Летний этюд - [58]

Шрифт
Интервал

— Ты еще хранишь письма моей бабушки к ее дочери, которые я дала тебе в апреле, когда мы сумерничали в пустой мансарде? Помнишь, я прочитала тебе тогда одно место? Я его наизусть помню. «Господи Боже я и на свет то родилась в бедности Беспомощная и отверженая, ращитывать я могла только на себе, а вдобавок набиду принесла свою маладую слободную жизню в жертву замужеству Любов ослипляет потому и бида идет за бидой Милые бедные детки родилис десять душ и нищета унас была ужась какая Нету у мене сил и прав тоже нету».

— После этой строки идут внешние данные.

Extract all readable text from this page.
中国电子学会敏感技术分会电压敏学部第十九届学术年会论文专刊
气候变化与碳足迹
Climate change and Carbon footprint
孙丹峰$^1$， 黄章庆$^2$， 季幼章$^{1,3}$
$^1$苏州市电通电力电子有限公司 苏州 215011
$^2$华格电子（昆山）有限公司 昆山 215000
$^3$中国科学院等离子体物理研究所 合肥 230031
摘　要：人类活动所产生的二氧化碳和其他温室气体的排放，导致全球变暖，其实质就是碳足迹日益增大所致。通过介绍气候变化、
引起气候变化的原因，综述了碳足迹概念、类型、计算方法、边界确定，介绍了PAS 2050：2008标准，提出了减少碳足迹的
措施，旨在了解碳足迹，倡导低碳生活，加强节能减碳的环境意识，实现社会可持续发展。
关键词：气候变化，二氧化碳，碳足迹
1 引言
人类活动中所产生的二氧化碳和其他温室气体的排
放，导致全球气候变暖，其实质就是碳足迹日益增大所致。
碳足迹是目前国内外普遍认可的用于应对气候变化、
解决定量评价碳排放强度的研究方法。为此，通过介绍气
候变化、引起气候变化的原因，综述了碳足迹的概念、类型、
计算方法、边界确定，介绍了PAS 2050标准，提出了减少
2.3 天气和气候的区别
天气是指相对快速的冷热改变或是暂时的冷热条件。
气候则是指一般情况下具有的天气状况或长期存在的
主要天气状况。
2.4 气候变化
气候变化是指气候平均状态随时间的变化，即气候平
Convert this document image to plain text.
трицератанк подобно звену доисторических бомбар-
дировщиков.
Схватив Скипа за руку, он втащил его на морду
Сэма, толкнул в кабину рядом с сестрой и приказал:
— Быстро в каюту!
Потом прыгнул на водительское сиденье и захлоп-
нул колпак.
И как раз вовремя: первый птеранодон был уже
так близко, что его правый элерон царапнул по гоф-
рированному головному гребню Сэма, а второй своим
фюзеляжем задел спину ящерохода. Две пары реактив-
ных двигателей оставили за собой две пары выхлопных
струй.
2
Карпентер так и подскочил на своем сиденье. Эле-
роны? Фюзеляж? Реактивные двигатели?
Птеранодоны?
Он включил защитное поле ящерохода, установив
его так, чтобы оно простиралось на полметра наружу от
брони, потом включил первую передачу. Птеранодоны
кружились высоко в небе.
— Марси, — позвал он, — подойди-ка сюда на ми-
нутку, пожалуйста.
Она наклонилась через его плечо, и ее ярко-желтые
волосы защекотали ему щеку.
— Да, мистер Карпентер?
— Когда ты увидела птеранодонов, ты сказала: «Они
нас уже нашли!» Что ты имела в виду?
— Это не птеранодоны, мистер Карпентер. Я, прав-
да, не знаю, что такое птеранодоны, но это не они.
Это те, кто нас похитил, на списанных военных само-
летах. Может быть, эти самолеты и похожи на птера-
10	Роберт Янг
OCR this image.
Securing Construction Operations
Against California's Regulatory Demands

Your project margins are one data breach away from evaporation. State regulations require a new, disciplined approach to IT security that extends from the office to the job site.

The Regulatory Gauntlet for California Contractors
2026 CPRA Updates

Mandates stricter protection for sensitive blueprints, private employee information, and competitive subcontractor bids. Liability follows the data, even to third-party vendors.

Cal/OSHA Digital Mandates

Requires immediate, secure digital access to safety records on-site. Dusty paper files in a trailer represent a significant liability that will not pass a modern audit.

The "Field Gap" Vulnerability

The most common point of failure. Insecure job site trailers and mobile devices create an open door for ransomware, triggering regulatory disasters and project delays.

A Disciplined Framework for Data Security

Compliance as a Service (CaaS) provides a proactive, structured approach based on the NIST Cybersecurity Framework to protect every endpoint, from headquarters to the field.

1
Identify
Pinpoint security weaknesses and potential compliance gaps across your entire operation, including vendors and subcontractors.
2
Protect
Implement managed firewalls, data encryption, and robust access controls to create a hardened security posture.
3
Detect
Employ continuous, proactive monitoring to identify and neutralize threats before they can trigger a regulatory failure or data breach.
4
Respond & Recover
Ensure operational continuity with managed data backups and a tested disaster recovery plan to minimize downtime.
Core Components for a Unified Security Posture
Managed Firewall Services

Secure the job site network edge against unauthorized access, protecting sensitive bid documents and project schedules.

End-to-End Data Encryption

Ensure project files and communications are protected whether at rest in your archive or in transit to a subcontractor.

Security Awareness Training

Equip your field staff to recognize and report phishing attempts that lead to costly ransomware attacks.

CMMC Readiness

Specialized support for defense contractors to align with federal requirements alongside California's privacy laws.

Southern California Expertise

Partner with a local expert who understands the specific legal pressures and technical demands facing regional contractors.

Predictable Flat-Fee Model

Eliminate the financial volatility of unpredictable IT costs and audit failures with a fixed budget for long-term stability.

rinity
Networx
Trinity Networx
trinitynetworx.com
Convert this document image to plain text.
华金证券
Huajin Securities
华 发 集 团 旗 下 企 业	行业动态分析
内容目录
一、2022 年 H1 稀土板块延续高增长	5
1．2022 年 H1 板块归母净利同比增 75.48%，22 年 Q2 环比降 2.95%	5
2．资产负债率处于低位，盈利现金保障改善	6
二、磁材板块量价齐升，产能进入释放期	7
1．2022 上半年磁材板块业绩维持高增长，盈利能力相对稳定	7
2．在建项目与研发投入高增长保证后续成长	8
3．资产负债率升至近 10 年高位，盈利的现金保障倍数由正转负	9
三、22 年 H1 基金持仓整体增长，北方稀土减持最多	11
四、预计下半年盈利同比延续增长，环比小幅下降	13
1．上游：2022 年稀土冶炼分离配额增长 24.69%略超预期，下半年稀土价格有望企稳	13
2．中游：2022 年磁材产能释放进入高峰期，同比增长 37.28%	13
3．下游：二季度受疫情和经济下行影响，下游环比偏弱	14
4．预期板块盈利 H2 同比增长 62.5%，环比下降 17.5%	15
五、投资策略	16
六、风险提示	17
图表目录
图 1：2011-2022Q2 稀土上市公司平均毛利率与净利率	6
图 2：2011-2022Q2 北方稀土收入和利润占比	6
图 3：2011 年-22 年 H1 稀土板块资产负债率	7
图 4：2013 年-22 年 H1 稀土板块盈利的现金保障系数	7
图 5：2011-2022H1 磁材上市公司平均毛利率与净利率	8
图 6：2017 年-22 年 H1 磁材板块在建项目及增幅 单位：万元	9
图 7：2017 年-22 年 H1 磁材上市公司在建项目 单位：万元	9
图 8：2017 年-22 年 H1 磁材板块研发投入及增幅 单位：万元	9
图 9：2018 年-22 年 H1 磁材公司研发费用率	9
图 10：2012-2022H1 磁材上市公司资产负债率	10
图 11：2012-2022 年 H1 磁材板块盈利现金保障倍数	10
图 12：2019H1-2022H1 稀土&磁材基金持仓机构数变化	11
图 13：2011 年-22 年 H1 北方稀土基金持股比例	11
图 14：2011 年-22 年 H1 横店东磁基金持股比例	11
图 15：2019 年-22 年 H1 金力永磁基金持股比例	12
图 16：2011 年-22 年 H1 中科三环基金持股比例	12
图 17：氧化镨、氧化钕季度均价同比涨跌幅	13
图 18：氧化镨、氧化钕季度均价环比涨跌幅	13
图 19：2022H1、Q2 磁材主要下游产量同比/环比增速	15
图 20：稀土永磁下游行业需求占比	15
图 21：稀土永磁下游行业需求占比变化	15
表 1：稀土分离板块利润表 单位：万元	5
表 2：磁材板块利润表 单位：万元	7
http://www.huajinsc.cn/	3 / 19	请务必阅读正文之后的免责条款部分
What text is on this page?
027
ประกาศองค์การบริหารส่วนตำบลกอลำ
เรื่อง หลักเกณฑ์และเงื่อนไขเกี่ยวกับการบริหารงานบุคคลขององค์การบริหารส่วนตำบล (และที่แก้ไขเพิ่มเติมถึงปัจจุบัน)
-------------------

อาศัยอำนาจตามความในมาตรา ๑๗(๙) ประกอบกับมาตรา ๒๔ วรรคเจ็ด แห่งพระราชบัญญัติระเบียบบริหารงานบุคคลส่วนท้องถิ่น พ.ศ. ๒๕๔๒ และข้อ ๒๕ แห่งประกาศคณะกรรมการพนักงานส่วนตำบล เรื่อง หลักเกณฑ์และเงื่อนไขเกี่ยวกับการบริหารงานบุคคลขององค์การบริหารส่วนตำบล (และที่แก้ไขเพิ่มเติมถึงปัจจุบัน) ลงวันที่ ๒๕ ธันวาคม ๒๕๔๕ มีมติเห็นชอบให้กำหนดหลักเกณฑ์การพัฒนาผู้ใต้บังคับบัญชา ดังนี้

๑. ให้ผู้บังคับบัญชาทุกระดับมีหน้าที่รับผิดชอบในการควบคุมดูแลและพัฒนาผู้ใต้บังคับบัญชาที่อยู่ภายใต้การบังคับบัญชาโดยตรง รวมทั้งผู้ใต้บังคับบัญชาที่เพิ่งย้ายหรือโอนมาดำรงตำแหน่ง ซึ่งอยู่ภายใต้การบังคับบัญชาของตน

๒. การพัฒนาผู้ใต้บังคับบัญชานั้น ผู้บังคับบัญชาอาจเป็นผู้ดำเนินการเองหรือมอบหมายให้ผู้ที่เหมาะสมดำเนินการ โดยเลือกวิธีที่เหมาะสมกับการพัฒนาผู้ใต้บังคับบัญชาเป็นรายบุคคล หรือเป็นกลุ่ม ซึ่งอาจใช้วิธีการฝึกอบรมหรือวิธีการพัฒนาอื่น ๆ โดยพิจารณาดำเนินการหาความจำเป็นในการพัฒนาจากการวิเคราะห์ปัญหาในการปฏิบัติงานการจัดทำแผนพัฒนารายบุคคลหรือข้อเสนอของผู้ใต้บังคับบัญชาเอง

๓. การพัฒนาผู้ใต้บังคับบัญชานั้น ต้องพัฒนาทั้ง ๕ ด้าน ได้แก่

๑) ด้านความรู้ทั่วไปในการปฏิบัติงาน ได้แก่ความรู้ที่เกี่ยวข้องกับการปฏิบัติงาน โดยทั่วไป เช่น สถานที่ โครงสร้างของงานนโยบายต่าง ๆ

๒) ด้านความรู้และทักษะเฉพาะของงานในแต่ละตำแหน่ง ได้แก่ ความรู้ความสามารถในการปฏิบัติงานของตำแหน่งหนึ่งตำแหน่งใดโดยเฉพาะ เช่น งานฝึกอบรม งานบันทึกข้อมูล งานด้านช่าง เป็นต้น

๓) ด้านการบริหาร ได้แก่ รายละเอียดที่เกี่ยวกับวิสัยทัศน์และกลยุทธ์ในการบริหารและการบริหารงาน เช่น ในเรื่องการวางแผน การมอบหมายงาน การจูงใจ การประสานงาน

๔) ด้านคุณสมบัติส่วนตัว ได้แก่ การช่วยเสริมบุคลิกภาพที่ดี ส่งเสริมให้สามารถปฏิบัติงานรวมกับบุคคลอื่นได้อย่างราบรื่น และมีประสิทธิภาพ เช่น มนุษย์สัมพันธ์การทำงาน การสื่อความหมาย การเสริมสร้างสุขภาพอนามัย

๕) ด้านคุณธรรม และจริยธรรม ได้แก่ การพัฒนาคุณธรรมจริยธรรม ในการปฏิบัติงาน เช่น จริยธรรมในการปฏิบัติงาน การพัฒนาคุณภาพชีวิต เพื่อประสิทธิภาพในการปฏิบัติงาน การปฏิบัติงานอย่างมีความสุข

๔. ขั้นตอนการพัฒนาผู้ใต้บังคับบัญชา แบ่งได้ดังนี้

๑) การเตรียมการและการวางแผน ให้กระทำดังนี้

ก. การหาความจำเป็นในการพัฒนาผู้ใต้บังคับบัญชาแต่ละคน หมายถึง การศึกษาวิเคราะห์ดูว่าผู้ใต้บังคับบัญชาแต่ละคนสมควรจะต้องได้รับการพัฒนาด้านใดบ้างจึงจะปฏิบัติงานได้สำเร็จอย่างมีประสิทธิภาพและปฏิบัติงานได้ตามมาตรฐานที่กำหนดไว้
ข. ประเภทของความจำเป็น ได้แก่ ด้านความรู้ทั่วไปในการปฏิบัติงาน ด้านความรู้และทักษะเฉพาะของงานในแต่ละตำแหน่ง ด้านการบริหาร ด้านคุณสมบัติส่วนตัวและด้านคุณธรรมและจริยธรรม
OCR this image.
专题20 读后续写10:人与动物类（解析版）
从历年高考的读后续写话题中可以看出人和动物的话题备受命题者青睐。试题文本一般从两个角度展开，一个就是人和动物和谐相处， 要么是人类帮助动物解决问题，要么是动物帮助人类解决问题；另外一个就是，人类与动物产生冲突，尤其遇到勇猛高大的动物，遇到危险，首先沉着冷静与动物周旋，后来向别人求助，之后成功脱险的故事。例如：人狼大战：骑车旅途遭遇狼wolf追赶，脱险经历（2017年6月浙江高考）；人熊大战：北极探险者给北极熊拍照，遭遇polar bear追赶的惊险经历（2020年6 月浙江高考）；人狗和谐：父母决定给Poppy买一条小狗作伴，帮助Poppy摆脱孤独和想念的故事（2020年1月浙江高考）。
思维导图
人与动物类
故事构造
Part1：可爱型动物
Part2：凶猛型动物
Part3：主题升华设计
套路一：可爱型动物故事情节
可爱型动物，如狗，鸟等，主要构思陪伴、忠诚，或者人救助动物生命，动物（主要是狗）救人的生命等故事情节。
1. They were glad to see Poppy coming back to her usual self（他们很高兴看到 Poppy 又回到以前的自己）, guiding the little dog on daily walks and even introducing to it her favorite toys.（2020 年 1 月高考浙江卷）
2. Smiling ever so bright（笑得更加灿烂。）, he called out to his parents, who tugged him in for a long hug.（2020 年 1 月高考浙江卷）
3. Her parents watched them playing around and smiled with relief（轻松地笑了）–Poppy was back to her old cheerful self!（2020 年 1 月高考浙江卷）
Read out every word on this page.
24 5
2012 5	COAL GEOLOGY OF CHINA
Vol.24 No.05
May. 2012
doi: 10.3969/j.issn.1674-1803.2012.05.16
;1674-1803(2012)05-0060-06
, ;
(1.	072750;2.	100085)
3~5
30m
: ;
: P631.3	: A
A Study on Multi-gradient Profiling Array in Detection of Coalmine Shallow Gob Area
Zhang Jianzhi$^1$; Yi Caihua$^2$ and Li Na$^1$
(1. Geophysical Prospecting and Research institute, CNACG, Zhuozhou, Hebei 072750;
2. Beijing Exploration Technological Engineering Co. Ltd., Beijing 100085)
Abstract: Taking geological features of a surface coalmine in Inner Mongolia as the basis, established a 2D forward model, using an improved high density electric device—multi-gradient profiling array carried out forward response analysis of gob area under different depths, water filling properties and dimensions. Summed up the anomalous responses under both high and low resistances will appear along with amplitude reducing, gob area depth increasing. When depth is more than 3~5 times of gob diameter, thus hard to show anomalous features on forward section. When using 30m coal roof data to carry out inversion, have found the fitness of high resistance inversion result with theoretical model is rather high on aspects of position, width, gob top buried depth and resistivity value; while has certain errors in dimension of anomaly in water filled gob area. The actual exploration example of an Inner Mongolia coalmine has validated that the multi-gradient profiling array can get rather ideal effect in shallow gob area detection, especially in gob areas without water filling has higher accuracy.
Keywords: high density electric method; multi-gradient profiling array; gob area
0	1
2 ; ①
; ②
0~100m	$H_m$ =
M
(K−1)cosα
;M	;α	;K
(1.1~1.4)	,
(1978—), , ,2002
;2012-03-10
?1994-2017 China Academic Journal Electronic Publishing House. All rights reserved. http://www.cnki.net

— Тут ты наконец расплакалась, и я погладила тебя по голове, мы еще посидели на плетеных стульях с плоскими подушками и глядели друг на друга, было почти темно, и помню, мне хотелось запечатлеть в памяти все-все, любое мимолетное выражение твоего лица, форму твоих рук, их движение, когда ты передала мне листок. Тленность, слово громовое[13]. Я видела тебя в прошедшем времени, так, как когда-нибудь опишу, если мне вдруг захочется. Я понимала, что не согрешу, не втисну ни тебя, ни кого-либо другого в рассказ, я умею видеть всего лишь наши будни, у меня вылетело из головы, как из дней людских слагаются истории. И все же я согрешила, увидев нас обеих в теплой будничности и одновременно в виде скелетов. Такие видения уже не выбивают меня из колеи, как бывало на первых порах. Ты рассказала мне свой сон.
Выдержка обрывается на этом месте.